Ashmead-Bartlett was elected as Member of Parliament for Eye, Suffolk, in the 1880 general election. In 1882 his caricature by "Spy" was published in the British weekly magazine Vanity Fair under the title "The Patriotic League". The Eye constituency was redefined under the Redistribution of Seats Act of 1885, and in the general election of 1885 he ran for, and won, Sheffield Ecclesall constituency, which he held until his death in 1902. He served as Civil Lord of the Admiralty in the governments of Lord Salisbury from 1885 to February 1886 and August 1886 to 1892. He was knighted in the 1892 Dissolution Honours.
During the 1890s Ashmead-Bartlett championed the cause of Swaziland against the administration of the South African Republic.
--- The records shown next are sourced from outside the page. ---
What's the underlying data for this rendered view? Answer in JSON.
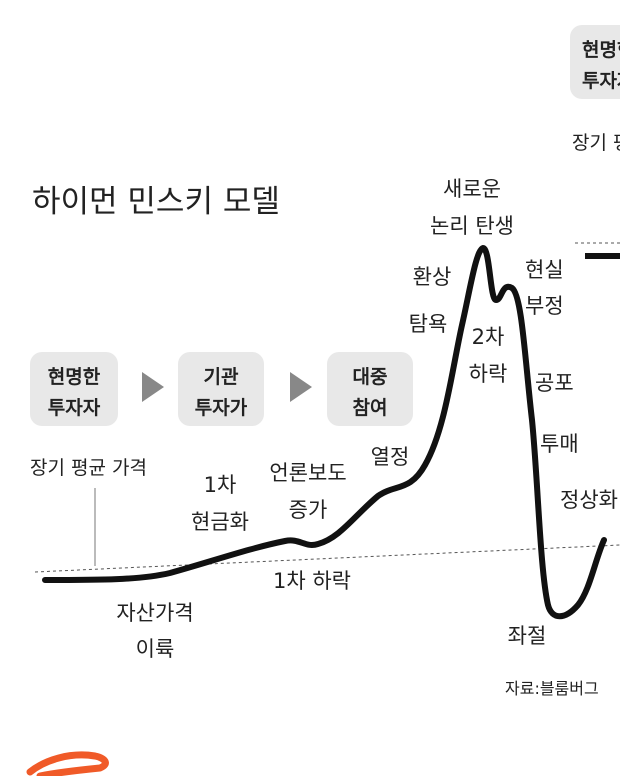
{
  "title": "하이먼 민스키 모델",
  "stages": [
    {
      "lines": [
        "현명한",
        "투자자"
      ]
    },
    {
      "lines": [
        "기관",
        "투자가"
      ]
    },
    {
      "lines": [
        "대중",
        "참여"
      ]
    },
    {
      "lines": [
        "현명한",
        "투자자"
      ]
    }
  ],
  "average_label": "장기 평균 가격",
  "average_label_right": "장기 평균 가격",
  "labels": [
    {
      "lines": [
        "자산가격",
        "이륙"
      ]
    },
    {
      "lines": [
        "1차",
        "현금화"
      ]
    },
    {
      "lines": [
        "언론보도",
        "증가"
      ]
    },
    {
      "lines": [
        "1차 하락"
      ]
    },
    {
      "lines": [
        "열정"
      ]
    },
    {
      "lines": [
        "탐욕"
      ]
    },
    {
      "lines": [
        "환상"
      ]
    },
    {
      "lines": [
        "새로운",
        "논리 탄생"
      ]
    },
    {
      "lines": [
        "2차",
        "하락"
      ]
    },
    {
      "lines": [
        "현실",
        "부정"
      ]
    },
    {
      "lines": [
        "공포"
      ]
    },
    {
      "lines": [
        "투매"
      ]
    },
    {
      "lines": [
        "정상화"
      ]
    },
    {
      "lines": [
        "좌절"
      ]
    }
  ],
  "source": "자료:블룸버그"
}
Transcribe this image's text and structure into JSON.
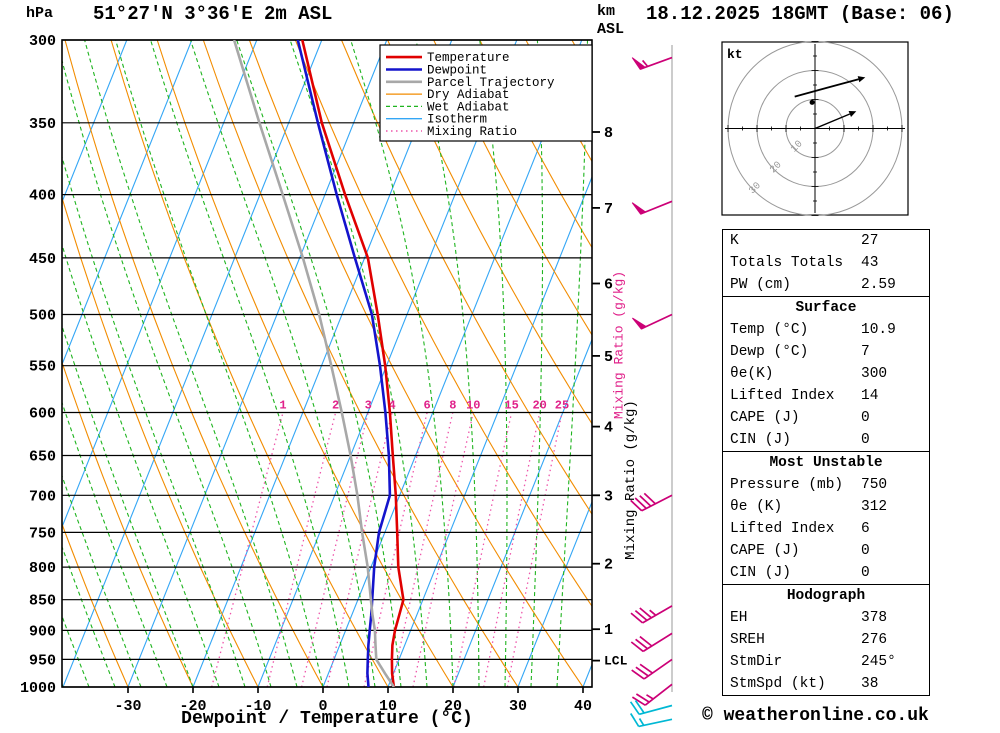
{
  "header": {
    "pressure_unit": "hPa",
    "title": "51°27'N 3°36'E 2m ASL",
    "alt_unit_top": "km",
    "alt_unit_bottom": "ASL",
    "datetime": "18.12.2025 18GMT (Base: 06)"
  },
  "footer": {
    "xlabel": "Dewpoint / Temperature (°C)",
    "copyright": "© weatheronline.co.uk"
  },
  "legend": {
    "items": [
      {
        "label": "Temperature",
        "color": "#e00000",
        "dash": "",
        "width": 2.6
      },
      {
        "label": "Dewpoint",
        "color": "#1414cc",
        "dash": "",
        "width": 2.6
      },
      {
        "label": "Parcel Trajectory",
        "color": "#a8a8a8",
        "dash": "",
        "width": 2.6
      },
      {
        "label": "Dry Adiabat",
        "color": "#f28c00",
        "dash": "",
        "width": 1.3
      },
      {
        "label": "Wet Adiabat",
        "color": "#1fb41f",
        "dash": "4,3",
        "width": 1.3
      },
      {
        "label": "Isotherm",
        "color": "#33a6f5",
        "dash": "",
        "width": 1.3
      },
      {
        "label": "Mixing Ratio",
        "color": "#ee55aa",
        "dash": "1.5,3.5",
        "width": 1.5
      }
    ]
  },
  "axes": {
    "pressure_ticks": [
      300,
      350,
      400,
      450,
      500,
      550,
      600,
      650,
      700,
      750,
      800,
      850,
      900,
      950,
      1000
    ],
    "temp_ticks": [
      -30,
      -20,
      -10,
      0,
      10,
      20,
      30,
      40
    ],
    "km_ticks": [
      {
        "km": 8,
        "hpa": 356
      },
      {
        "km": 7,
        "hpa": 410
      },
      {
        "km": 6,
        "hpa": 472
      },
      {
        "km": 5,
        "hpa": 540
      },
      {
        "km": 4,
        "hpa": 616
      },
      {
        "km": 3,
        "hpa": 700
      },
      {
        "km": 2,
        "hpa": 795
      },
      {
        "km": 1,
        "hpa": 898
      }
    ],
    "lcl": {
      "label": "LCL",
      "hpa": 952
    },
    "mixing_axis_label": "Mixing Ratio (g/kg)"
  },
  "chart_data": {
    "type": "line",
    "subtype": "skew-t-log-p",
    "title": "51°27'N 3°36'E 2m ASL",
    "xlabel": "Dewpoint / Temperature (°C)",
    "x_range_c": [
      -40,
      40
    ],
    "pressure_range_hpa": [
      300,
      1000
    ],
    "pressure_hpa": [
      1000,
      975,
      950,
      925,
      900,
      875,
      850,
      800,
      750,
      700,
      650,
      600,
      550,
      500,
      450,
      400,
      350,
      300
    ],
    "series": [
      {
        "name": "Temperature",
        "color": "#e00000",
        "values_c": [
          10.9,
          9.8,
          8.9,
          8.1,
          7.6,
          7.3,
          7.0,
          4.2,
          1.9,
          -0.6,
          -3.5,
          -6.6,
          -10.2,
          -14.5,
          -19.5,
          -26.9,
          -34.9,
          -43.0
        ]
      },
      {
        "name": "Dewpoint",
        "color": "#1414cc",
        "values_c": [
          7.0,
          6.0,
          5.2,
          4.4,
          3.7,
          3.0,
          2.2,
          0.5,
          -0.9,
          -1.5,
          -4.1,
          -7.3,
          -11.0,
          -15.4,
          -21.5,
          -28.2,
          -35.5,
          -43.7
        ]
      },
      {
        "name": "Parcel Trajectory",
        "color": "#a8a8a8",
        "values_c": [
          10.9,
          8.7,
          6.5,
          5.5,
          4.5,
          3.2,
          2.0,
          -0.5,
          -3.5,
          -6.5,
          -10.0,
          -14.0,
          -18.5,
          -23.5,
          -29.5,
          -36.5,
          -44.5,
          -53.5
        ]
      }
    ],
    "mixing_ratio_lines_gkg": [
      1,
      2,
      3,
      4,
      6,
      8,
      10,
      15,
      20,
      25
    ],
    "wind_barbs": [
      {
        "hpa": 310,
        "dir_deg": 250,
        "speed_kt": 55,
        "color": "#cc0077"
      },
      {
        "hpa": 405,
        "dir_deg": 248,
        "speed_kt": 50,
        "color": "#cc0077"
      },
      {
        "hpa": 500,
        "dir_deg": 245,
        "speed_kt": 50,
        "color": "#cc0077"
      },
      {
        "hpa": 700,
        "dir_deg": 243,
        "speed_kt": 40,
        "color": "#cc0077"
      },
      {
        "hpa": 860,
        "dir_deg": 240,
        "speed_kt": 35,
        "color": "#cc0077"
      },
      {
        "hpa": 905,
        "dir_deg": 238,
        "speed_kt": 30,
        "color": "#cc0077"
      },
      {
        "hpa": 950,
        "dir_deg": 235,
        "speed_kt": 30,
        "color": "#cc0077"
      },
      {
        "hpa": 995,
        "dir_deg": 232,
        "speed_kt": 25,
        "color": "#cc0077"
      },
      {
        "hpa": 1035,
        "dir_deg": 255,
        "speed_kt": 20,
        "color": "#00b8d4"
      },
      {
        "hpa": 1062,
        "dir_deg": 258,
        "speed_kt": 15,
        "color": "#00b8d4"
      }
    ],
    "hodograph": {
      "unit": "kt",
      "rings_kt": [
        10,
        20,
        30
      ],
      "trace_uv_kt": [
        [
          -7,
          11
        ],
        [
          4,
          14
        ],
        [
          15,
          17
        ]
      ],
      "storm_vector_uv_kt": [
        [
          0,
          0
        ],
        [
          12,
          5
        ]
      ],
      "marker_uv_kt": [
        -1,
        9
      ]
    }
  },
  "table": {
    "sections": [
      {
        "header": "",
        "rows": [
          [
            "K",
            "27"
          ],
          [
            "Totals Totals",
            "43"
          ],
          [
            "PW (cm)",
            "2.59"
          ]
        ]
      },
      {
        "header": "Surface",
        "rows": [
          [
            "Temp (°C)",
            "10.9"
          ],
          [
            "Dewp (°C)",
            "7"
          ],
          [
            "θe(K)",
            "300"
          ],
          [
            "Lifted Index",
            "14"
          ],
          [
            "CAPE (J)",
            "0"
          ],
          [
            "CIN (J)",
            "0"
          ]
        ]
      },
      {
        "header": "Most Unstable",
        "rows": [
          [
            "Pressure (mb)",
            "750"
          ],
          [
            "θe (K)",
            "312"
          ],
          [
            "Lifted Index",
            "6"
          ],
          [
            "CAPE (J)",
            "0"
          ],
          [
            "CIN (J)",
            "0"
          ]
        ]
      },
      {
        "header": "Hodograph",
        "rows": [
          [
            "EH",
            "378"
          ],
          [
            "SREH",
            "276"
          ],
          [
            "StmDir",
            "245°"
          ],
          [
            "StmSpd (kt)",
            "38"
          ]
        ]
      }
    ]
  },
  "colors": {
    "isotherm": "#33a6f5",
    "dry_adiabat": "#f28c00",
    "wet_adiabat": "#1fb41f",
    "mixing_ratio": "#ee55aa",
    "mixing_label": "#e0218a",
    "temperature": "#e00000",
    "dewpoint": "#1414cc",
    "parcel": "#a8a8a8",
    "barb_magenta": "#cc0077",
    "barb_cyan": "#00b8d4",
    "frame": "#000000"
  }
}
In late 1899, during the Second Anglo-Boer War, he travelled to South Africa to lobby the British Commander, Lord Roberts, for a position. In March Lord Roberts sent him to Swaziland to meet the Queen Regent. During this meeting the Queen Regent requested British protection for Swaziland. It is unclear if he initiated this request.

Personal life

In 1874 he married Frances Christina Walsh. His eldest son by this marriage, Ellis Ashmead-Bartlett, was a war correspondent who became famous for his reporting of the Battle of Gallipoli.